The Hobby War: Fighting Their Other Interests

Does it sometimes seem like just getting your loved one’s attention anymore can be a major effort? In the early days when you’d just started dating, it seemed like he/she would drop any plans and coming running to be with you. They ignored their old friends, forgot their old interests—in short, made you feel like their whole world revolved around you. Or at least, that you were the most important part of it. But lately you’ve begun noticing a change. Now the initial rush of the romance has settled down, he/she has started returning to those old hobbies. Yesterday you were the top item on their list of things to spend time on. Today you suddenly feel yourself down near the bottom. You wonder: is this normal?

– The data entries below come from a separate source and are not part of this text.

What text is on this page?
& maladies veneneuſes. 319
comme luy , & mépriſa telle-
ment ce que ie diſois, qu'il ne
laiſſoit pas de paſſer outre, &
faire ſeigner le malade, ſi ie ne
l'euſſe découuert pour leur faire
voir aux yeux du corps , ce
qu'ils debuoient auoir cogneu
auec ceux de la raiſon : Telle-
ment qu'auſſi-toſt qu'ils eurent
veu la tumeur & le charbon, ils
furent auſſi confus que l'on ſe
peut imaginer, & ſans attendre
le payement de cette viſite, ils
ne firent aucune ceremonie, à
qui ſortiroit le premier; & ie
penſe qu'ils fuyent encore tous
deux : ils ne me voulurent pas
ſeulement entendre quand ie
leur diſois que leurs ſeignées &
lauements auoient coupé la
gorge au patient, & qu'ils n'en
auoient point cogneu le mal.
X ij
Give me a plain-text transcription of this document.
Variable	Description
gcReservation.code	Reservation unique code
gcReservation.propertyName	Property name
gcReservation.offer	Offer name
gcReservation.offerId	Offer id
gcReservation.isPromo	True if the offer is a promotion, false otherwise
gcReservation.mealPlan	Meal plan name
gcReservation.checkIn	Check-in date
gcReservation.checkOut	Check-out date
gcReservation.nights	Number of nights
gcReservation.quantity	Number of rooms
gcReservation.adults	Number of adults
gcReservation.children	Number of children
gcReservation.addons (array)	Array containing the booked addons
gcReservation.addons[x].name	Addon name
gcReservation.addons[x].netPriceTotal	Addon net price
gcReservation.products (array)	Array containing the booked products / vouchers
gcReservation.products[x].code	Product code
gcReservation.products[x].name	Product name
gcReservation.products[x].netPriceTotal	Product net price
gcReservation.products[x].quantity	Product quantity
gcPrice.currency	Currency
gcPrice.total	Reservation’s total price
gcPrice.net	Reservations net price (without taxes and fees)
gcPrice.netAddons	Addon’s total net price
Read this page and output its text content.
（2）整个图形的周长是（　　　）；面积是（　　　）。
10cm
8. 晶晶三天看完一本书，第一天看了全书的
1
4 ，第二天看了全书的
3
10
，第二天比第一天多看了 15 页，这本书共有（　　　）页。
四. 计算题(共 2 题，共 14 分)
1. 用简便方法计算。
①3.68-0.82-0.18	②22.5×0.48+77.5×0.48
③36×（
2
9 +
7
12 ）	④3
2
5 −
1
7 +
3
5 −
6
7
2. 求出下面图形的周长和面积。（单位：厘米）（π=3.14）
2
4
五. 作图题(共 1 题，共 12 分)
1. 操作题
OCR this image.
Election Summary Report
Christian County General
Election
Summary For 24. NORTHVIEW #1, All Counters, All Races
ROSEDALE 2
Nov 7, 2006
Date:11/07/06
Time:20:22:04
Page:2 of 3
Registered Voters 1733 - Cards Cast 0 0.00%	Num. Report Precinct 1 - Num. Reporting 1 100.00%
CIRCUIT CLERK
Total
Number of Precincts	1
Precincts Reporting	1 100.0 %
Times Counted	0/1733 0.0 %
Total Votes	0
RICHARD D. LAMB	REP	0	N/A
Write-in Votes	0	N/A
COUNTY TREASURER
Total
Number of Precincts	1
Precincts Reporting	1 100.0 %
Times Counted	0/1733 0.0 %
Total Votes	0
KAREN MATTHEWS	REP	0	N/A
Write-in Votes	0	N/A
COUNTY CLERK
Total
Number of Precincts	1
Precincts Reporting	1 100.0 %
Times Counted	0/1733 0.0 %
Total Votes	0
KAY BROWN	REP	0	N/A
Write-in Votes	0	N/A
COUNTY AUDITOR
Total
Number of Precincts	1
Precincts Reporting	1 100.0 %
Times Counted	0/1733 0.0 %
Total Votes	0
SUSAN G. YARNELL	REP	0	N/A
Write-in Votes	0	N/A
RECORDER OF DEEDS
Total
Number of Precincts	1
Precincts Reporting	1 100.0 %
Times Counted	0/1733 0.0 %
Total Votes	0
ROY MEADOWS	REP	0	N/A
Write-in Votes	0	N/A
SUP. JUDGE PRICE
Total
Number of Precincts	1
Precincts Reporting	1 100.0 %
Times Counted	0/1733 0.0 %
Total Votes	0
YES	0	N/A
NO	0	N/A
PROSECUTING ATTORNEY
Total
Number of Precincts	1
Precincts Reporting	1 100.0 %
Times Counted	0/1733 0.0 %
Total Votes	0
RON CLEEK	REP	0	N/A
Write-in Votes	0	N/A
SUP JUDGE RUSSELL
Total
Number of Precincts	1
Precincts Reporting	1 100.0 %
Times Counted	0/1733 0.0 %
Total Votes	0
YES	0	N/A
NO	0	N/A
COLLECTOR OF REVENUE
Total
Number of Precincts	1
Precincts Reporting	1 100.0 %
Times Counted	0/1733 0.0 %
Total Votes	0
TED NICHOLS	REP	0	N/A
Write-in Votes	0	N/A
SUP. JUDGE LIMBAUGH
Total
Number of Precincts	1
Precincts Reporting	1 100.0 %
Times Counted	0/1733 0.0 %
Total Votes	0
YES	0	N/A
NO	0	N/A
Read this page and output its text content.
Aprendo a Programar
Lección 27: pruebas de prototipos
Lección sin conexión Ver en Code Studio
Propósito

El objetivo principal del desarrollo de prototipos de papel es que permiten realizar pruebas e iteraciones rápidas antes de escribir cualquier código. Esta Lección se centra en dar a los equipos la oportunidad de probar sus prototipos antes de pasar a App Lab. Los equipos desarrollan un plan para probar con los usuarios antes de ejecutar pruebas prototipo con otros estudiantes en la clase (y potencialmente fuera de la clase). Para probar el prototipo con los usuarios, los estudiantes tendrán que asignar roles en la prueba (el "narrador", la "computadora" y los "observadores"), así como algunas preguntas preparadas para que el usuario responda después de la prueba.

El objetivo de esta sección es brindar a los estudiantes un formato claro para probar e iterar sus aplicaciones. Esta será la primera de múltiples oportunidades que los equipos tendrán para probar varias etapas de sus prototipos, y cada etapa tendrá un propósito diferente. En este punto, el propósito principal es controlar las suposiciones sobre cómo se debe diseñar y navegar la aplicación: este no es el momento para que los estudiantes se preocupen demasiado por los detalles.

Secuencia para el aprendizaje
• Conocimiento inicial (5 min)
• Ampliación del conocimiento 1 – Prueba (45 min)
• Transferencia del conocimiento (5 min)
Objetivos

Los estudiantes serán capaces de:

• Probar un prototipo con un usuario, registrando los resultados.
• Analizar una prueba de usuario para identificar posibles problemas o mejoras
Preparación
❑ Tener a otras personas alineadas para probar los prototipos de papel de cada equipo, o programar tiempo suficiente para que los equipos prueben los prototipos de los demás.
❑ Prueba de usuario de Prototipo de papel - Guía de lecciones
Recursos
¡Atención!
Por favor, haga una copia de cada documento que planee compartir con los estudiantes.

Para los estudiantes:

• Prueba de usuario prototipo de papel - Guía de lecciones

Actually, it seems to be. If you look around you, you’ll see it in the relationships of just about everyone else. Oh sure, those new couples are still clinging all over each other, blissfully unaware of the world around them. But if you take a look at your friends who’ve been together as long as you, they’re in the same boat you are. Of course you envy those newer couples. You wish you could back to those days. And to some degree you can, when you go to lengths to talk with your loved one and to make time for each other. But there will always be a certain amount of competition between you and his/her other interests. And really that’s ok. Everyone has to have other friends and hobbies. It wouldn’t be normal if your loved one’s world did really revolve around only you. Sure, it’d be quite an ego-boost for awhile. But once the new wore off, you’d probably start wondering, “Doesn’t this guy/gal have a life? Am I really all there is?”

As you can probably guess, my husband has his own hobby that can drive me nuts sometimes. I defy anyone to find an activity that’s harder to break in on than video games. He’s got those little headphones on, talking to some other players online. His eyes are glued to the TV and if a fly crawls across the screen, he’s freaking out and going, “Get outta the way, get outta the way! You just killed me!”

Now I fought this video game hobby of his at first. I didn’t like the competition for his time and attention. However, I’ve gradually come to realize that I have my own distractions as well. I don’t sit around focusing all of my attention on him either. I love to shop, love to read and to write. I have the kids and my college classes and plenty of things to do with my friends. The bottom line is: it’s normal—maybe even healthy—for couples who have been together for awhile to go back to whatever outside interests captured their attention before the romance. The important thing is that neither of you get so caught up in those other interests that you aren’t available to your loved one when they need you.